Monday, 17 September 2007

Down the Garden Path

The case of missing Madeleine McCann has taken another dramatic twist with the naming of her parents, Kate and Gerry McCann, as formal suspects. The development has brought shock and confusion to press and public alike and now, whatever the outcome, a price will have to be paid.

Until 6 September the human interest story of the summer, so beloved by the tabloids, was getting less and less coverage. The three-year old who went missing from the family’s holiday villa in Portugal on 3 May was the subject of an unprecedented campaign created by her parents. Massive media interest and public sympathy as a result meant hundreds of thousands of pounds donated to the Find Madeleine (Leaving No Stone Unturned Ltd) fund. Car windows, local shops, national supermarkets, international airports and the mass media were enlisted at every opportunity, issuing appeals and using striking ‘Find Maddie’ posters. The new British Prime Minister and even Pope Benedict XVI publicly offered their consolation and messages of hope to the McCanns.

In many ways the story was made for the British press: small defenceless blonde child of hard-working respectable British parents goes missing in foreign location, with the shadowy suggestion of a paedophile attack. Horror and heartstrings sell papers, so we were bombarded with pictures of ‘Maddie’ and offers of thousands of pounds in reward for information.

Recent events, however, have changed the tone. The outpouring of sympathy and good will towards the McCanns is now suddenly replaced by a more circumspect approach. Kay Burley of Sky News quickly replaced her emotional and somewhat obnoxious ‘find missing Maddie’ epithet with a rather more foreboding ‘missing Madeleine McCann case.’

Since the 12-hour questioning of Kate McCann and subsequent announcement of both parents as ‘arguidos’ or formal suspects, the reaction of the media has changed from vote of sympathy to outright feeding frenzy. Massive mobs of reporters have camped outside the respective McCann residences in the resort town of Praia da Luz and the McCann’s home town of Rothley, Leicestershire. The McCanns, for their part have described the situation as “surreal, unbearable…an unending nightmare.”

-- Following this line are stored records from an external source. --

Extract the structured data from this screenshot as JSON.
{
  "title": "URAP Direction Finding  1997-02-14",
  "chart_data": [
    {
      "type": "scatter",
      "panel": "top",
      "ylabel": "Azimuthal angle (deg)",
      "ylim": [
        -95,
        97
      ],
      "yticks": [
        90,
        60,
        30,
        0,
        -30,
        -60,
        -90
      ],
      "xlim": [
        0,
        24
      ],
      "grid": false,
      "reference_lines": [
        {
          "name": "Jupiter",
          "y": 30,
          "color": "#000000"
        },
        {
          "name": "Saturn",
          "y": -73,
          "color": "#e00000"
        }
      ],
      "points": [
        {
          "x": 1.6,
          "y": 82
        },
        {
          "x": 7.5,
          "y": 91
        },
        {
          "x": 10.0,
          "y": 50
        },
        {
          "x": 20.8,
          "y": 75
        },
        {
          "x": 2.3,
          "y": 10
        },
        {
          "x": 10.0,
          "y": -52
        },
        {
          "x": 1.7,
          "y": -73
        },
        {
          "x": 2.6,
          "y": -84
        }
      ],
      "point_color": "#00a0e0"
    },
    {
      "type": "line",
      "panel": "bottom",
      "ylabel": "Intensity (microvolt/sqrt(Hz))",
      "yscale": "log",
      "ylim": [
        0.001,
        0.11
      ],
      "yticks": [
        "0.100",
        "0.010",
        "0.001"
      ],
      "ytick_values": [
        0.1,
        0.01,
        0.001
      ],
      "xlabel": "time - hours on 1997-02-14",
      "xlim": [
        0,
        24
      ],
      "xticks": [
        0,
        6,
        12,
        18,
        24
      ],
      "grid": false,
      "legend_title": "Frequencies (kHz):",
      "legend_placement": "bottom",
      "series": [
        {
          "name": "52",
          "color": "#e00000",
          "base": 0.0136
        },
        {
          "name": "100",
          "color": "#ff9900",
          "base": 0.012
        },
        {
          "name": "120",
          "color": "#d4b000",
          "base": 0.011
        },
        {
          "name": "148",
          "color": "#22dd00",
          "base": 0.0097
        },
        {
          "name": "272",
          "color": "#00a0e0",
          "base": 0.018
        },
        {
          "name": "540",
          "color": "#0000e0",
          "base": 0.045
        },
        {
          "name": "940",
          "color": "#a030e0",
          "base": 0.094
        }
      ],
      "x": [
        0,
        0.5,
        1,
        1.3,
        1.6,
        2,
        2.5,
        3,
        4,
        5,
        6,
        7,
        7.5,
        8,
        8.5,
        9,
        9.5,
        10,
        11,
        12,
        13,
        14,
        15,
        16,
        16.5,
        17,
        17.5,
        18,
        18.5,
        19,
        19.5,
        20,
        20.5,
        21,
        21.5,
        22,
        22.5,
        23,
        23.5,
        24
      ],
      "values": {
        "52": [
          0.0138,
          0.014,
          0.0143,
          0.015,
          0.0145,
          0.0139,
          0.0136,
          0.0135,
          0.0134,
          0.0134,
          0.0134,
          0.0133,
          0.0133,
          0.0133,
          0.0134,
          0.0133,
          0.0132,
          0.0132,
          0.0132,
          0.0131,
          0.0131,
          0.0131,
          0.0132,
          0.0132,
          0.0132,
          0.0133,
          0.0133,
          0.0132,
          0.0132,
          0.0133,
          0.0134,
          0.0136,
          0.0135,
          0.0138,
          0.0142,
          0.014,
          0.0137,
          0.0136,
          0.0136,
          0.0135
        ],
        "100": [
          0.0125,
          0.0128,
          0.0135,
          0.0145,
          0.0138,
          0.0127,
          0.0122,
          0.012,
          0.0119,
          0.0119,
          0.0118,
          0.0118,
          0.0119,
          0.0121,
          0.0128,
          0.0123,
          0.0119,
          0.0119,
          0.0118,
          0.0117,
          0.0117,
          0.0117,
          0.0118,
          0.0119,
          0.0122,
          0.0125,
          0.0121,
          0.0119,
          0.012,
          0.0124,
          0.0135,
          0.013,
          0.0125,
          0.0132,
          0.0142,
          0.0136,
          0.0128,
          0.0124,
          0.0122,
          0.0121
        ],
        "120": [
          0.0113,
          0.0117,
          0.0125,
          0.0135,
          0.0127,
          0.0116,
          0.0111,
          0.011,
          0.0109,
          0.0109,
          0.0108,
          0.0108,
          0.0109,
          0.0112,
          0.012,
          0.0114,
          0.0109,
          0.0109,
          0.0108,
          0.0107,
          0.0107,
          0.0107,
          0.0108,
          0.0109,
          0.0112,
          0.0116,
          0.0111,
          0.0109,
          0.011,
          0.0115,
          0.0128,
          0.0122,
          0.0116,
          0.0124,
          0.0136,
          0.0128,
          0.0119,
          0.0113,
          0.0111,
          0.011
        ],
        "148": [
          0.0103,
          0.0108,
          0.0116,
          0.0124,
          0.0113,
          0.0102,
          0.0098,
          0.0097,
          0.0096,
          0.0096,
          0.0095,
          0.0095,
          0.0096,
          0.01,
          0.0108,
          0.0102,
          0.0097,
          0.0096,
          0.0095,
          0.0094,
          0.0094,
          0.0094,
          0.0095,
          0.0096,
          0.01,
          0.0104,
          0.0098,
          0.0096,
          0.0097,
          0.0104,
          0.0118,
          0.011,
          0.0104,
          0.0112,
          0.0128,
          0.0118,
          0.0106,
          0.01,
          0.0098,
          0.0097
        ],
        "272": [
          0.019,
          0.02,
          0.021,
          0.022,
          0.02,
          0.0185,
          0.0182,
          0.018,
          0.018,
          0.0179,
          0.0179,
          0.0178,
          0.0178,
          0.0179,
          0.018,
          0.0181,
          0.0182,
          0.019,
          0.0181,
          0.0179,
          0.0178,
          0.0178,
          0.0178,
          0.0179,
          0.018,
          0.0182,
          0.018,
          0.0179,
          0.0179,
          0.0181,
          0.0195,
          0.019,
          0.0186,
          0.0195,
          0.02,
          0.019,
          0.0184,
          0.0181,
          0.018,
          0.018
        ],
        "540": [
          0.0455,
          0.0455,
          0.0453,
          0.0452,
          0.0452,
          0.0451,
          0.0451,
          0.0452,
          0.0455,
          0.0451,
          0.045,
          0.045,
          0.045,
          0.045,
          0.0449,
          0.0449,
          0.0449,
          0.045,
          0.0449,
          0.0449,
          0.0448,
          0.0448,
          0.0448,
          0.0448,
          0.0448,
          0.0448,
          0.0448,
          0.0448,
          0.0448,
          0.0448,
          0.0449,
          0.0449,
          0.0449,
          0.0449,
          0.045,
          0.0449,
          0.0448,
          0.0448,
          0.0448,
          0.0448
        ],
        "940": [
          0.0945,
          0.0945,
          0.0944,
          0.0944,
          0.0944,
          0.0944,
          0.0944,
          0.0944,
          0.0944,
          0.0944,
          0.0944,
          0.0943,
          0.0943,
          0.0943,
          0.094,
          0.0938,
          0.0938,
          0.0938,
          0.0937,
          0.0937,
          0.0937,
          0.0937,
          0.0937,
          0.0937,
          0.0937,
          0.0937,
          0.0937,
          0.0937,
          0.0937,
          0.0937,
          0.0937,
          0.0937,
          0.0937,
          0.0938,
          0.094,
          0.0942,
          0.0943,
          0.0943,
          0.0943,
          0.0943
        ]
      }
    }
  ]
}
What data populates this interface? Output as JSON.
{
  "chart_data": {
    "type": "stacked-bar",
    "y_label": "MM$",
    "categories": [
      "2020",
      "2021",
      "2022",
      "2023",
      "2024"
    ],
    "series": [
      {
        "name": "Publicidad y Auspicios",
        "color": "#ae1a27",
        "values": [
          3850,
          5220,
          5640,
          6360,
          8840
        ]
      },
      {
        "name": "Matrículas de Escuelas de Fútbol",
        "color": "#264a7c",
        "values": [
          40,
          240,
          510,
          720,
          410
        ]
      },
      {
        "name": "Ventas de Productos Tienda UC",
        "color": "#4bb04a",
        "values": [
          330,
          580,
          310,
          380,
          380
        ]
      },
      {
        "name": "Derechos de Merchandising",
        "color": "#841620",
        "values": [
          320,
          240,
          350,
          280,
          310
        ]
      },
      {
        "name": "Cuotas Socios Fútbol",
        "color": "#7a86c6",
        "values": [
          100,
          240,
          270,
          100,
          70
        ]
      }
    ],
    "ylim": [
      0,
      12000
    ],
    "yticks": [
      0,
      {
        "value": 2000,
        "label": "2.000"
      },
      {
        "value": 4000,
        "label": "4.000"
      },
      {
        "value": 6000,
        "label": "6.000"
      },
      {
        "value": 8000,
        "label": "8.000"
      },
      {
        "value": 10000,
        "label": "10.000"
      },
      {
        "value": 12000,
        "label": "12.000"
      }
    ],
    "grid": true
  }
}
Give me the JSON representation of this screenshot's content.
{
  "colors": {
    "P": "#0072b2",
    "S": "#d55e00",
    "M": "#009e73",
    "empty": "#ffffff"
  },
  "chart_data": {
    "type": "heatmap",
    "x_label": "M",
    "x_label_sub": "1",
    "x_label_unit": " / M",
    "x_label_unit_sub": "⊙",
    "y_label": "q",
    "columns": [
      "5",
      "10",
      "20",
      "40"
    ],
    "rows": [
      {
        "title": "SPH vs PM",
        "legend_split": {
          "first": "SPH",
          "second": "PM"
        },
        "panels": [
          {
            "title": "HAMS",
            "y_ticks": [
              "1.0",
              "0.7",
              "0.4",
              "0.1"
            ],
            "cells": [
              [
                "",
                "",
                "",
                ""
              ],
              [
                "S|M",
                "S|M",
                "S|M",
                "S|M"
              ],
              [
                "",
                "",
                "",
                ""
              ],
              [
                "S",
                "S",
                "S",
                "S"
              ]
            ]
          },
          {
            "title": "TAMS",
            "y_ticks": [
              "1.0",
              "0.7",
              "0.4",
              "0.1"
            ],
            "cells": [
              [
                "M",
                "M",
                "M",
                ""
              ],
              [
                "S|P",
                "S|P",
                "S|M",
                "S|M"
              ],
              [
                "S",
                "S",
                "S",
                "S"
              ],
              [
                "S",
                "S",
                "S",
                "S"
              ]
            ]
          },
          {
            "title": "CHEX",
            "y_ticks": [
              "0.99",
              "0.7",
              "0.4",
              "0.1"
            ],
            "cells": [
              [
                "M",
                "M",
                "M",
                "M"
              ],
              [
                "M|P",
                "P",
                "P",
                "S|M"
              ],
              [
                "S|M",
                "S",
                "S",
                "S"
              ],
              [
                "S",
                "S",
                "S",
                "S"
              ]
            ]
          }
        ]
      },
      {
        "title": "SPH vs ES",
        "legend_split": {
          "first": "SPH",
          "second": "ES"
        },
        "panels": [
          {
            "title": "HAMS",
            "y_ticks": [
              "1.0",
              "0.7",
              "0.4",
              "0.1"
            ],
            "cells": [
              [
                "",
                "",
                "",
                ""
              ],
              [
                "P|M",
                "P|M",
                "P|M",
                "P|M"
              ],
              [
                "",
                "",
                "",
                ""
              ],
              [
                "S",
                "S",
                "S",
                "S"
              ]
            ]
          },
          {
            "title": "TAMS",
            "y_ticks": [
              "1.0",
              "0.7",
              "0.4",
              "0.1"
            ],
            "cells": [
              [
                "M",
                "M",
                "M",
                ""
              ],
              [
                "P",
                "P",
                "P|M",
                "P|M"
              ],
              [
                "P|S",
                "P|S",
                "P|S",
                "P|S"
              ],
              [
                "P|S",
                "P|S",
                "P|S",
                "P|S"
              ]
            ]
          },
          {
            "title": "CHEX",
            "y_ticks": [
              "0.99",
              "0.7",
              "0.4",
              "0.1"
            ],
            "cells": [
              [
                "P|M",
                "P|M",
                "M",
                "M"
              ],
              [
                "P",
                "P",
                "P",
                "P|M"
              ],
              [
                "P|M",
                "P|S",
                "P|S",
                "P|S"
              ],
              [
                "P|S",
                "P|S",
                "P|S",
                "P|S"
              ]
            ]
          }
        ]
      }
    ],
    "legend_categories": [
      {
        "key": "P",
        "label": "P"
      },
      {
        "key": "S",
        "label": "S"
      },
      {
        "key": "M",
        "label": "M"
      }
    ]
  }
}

To date Portuguese ‘sources’ have revealed that tests on DNA material allegedly found in the McCann hire-car have tested an 88% positive match for Madeleine. And amid repeated speculation, the BBC learned yesterday that the Portuguese police indeed got hold of a laptop belonging to Gerry McCann, and ‘a copy’ of Kate McCann’s diary. The Portuguese prosecutor based in Portimao has now handed a dossier of evidence to a judge who reportedly has 10 days to consider whether to bring a case.

The few confirmed developments have fuelled wild speculation in the press. Theories include the idea that the body was dumped by the parents after Madeleine was given an overdose of sleeping pills which killed her, accidentally or otherwise. Another postulation suggests that the Portuguese police bungled the forensic collection of the DNA material from the car, somehow cross-contaminating the vehicle from material they had collected previously. Some Portuguese newspapers have been reporting on the quality of parenting Madeleine may have received, alleging that Kate McCann seems ‘cold’ and that her diary contained passages where she described how ‘hyperactive’ her children were in the events leading up to the disappearance.

Few offices and pub conversations can have escaped the morbid fascination as we argue for and against the people in the middle of all of this. Jonathan Freedland described the widespread moral confusion in Wednesday’s Guardian:

“…the McCanns have now either suffered the cruellest fate imaginable - not only to have innocently lost their beloved daughter but also to have been publicly accused of a wicked crime - or they are guilty of the most elaborate and heinous confidence trick in history…”

It is now very hard to see anything positive coming from this case, however it may end. If the parents are found guilty, somehow our British values and trust itself will have taken a public battering. If they are found guilty unsatisfactorily, or it emerges the Portuguese police have bungled or -God forbid- framed the McCanns, how will Britain react to Portugal?

The proper job of the press, given the current situation, is to report only the facts and respect the McCanns as they approach what appears to be their most serious trial yet. We need balanced, non-hysterical reporting although what we will get may well be quite the opposite.